Pearl
Pearl

Reputation: 452

Pandas read_sql changing large number IDs when reading

I transferred an Oracle database to SQL Server and all seems to have went well. The various ID columns are large numbers so I had to use Decimal as they were too large for BigInt.

I am now trying to read the data using pandas.read_sql using pyodbc connection with ODBC Driver 17 for SQL Server. df = pandas.read_sql("SELECT * FROM table1"),con)

The numbers are coming out as float64 and when I try to print them our use them in SQL statements they come out in scientific notation and when I try to use '{:.0f}'.format(df.loc[i,'Id']) It turns several numbers into the same number such as 90300111000003078520832. It is like precision is lost when it goes to scientific notation.

I also tried pd.options.display.float_format = '{:.0f}'.format before the read_sql but this did not help.

Clearly I must be doing something wrong as the Ids in the database are correct.
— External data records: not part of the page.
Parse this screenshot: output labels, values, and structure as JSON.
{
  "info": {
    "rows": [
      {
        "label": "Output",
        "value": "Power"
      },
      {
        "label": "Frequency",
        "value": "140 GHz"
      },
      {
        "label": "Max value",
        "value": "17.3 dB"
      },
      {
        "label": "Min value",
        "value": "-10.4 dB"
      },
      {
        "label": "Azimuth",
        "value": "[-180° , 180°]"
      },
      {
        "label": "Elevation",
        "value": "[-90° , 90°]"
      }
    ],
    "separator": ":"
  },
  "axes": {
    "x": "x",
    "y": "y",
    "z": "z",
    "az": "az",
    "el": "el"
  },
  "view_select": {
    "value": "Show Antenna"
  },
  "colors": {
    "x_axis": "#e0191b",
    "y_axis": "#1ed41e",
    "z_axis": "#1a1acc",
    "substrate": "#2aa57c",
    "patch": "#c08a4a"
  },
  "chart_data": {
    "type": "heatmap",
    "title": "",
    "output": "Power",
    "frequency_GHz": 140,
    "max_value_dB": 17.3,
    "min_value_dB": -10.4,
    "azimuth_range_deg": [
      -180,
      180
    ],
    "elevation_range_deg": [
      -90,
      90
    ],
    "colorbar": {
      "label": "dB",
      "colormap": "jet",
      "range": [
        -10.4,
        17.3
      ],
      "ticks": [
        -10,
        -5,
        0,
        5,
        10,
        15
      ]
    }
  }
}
Any help is appreciated Thanks

Upvotes: 4

Views: 3513

Answers (2)

Ian Kennedy
Ian Kennedy

Reputation: 21

I've had this problem too, especially working with long ids: read_sql works fine for the primary key, but not for other columns (like the retweeted_status_id from Twitter API calls). Setting coerce_float to false does nothing for me, so instead I cast retweeted_status_id to a character format in my sql query.

Using psql, I do:

df = pandas.read_sql("SELECT *, Id::text FROM table1"),con)

But in SQL server it'd be something like

df = pandas.read_sql("SELECT *, CONVERT(text, Id) FROM table1"),con)

or

df = pandas.read_sql("SELECT *, CAST(Id AS varchar) FROM table1"),con)

Obviously there's a cost here if you're asking to cast many rows, and a more efficient option might be to pull from SQL server without using pandas (as a nested list or JSON or something else) which will also preserve your long integer formats.

Upvotes: 2

Gord Thompson
Gord Thompson

Reputation: 123829

pandas' read_sql method has an option named coerce_float which defaults to True and it …

Attempts to convert values of non-string, non-numeric objects (like decimal.Decimal) to floating point, useful for SQL result sets.

However, in your case it is not useful, so simply specify coerce_float=False.